Tagged: machine learning

Predicting Which Hiragana Character You’re Drawing

I tried to take a shot @ the problem shown above. Turns out just high-school level math is sufficient to make a decent classifier for this.

In the Japanese alphabet(s), a character is composed of strokes. These strokes have a fixed order. This restriction is pretty much all you need. I grab the stroke’s end points and centroid and then normalize.

Once, a stroke is finished, a nearest-neighbor classifier runs and fetches 3 best matches. I have had very decent performance with this approach. Right now, no information about the distance between successive strokes is used. Incorporating that should improve performance by a significant amount.

Here’s a video of the classifier in action:

The full source code (very kludgy) is on github.

I have further ideas on improving the perf and training with some Kanji.

Enjoy :)

Communicating Through Fingertips – Finger Gesture Recognition Using Depth Data

In Prof. Vishy’s ML class (cs 590 – top notch course, top notch professor), we don’t have a final and instead we are supposed to apply ML to a problem we find interesting. Microsoft gave all of us interns a Kinect this summer so I decided to put it to some use (I don’t have a TV so the XBox is just collecting dust).

My goal was to be able to record finger gestures and then detect them when a user makes these gestures. I had 2 goals in mind – no OpenCV (i.e. I will use just depth data) and no wearing special stuff to guide anything.

So, let us see what I did. Basically, I used the CandescentNUI Hand Tracker to get a collection of fingertip locations and points and then applied two techniques to try and recognize the gestures we make.

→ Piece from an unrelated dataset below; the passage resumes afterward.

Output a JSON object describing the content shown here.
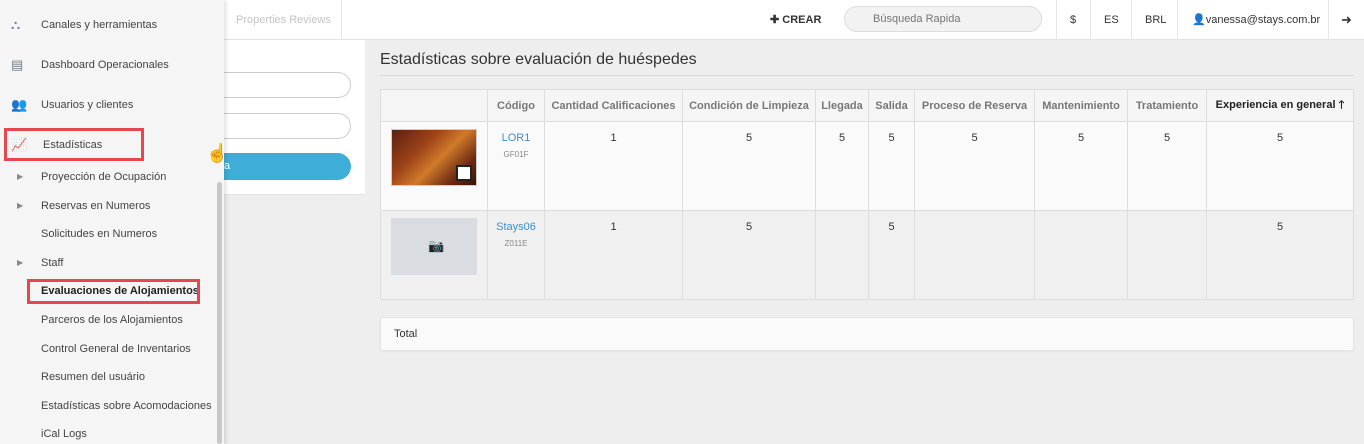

First, I tried using the Passive-Aggressive algorithm by Crammer et. al. This algorithm uses an online-learning approach to build a hyperplane (in 3 dimensions, this is a plane, in 2 dimensions – a line etc. Basically, this is what is defined when you try to define a “surface” like structure for a space. Take 2 non-parallel vectors in 3D space and you can construct the entirety of the 2D world. The hyperplane is just that – an entire space (a subspace with 1 dim less than the one we are operating in).

The hyperplane is supposed to act like a brick wall (if we’re in 3D – no point visualizing a higher dimension). When we see a new data point come in, we want to inspect on which side of the wall it lies and then we can “detect” or label this point. This is the binary classifier.

The dataset consists of raw point coordinates in the space of the human palm seen by the kinect. Now it turns out that the online passive-aggressive algorithm fails at constructing a decent hyperplane separating 2 classes (data points for 2 different gestures).

 

The obvious hack was to deploy a nearest neighbors classifier. The trick I used was that I ran a large cluster k-means on the data and built myself a dataset consisting entirely of cluster centers. So I was able to reduce the neighbors tenfold and still get fantastic performance. A simple technique worked fabulously in this situation and I couldn’t be more pleased.

Here is a video of the gesture-detector in action. The annotations should show you what to look @

 

The source is up on github. The code is very kludgy and I will fix it up after finals week. In case you’re in a hurry : http://github.com/shriphani/KinectSpell 

Now, it is time to try and avoid failing in the finals x(.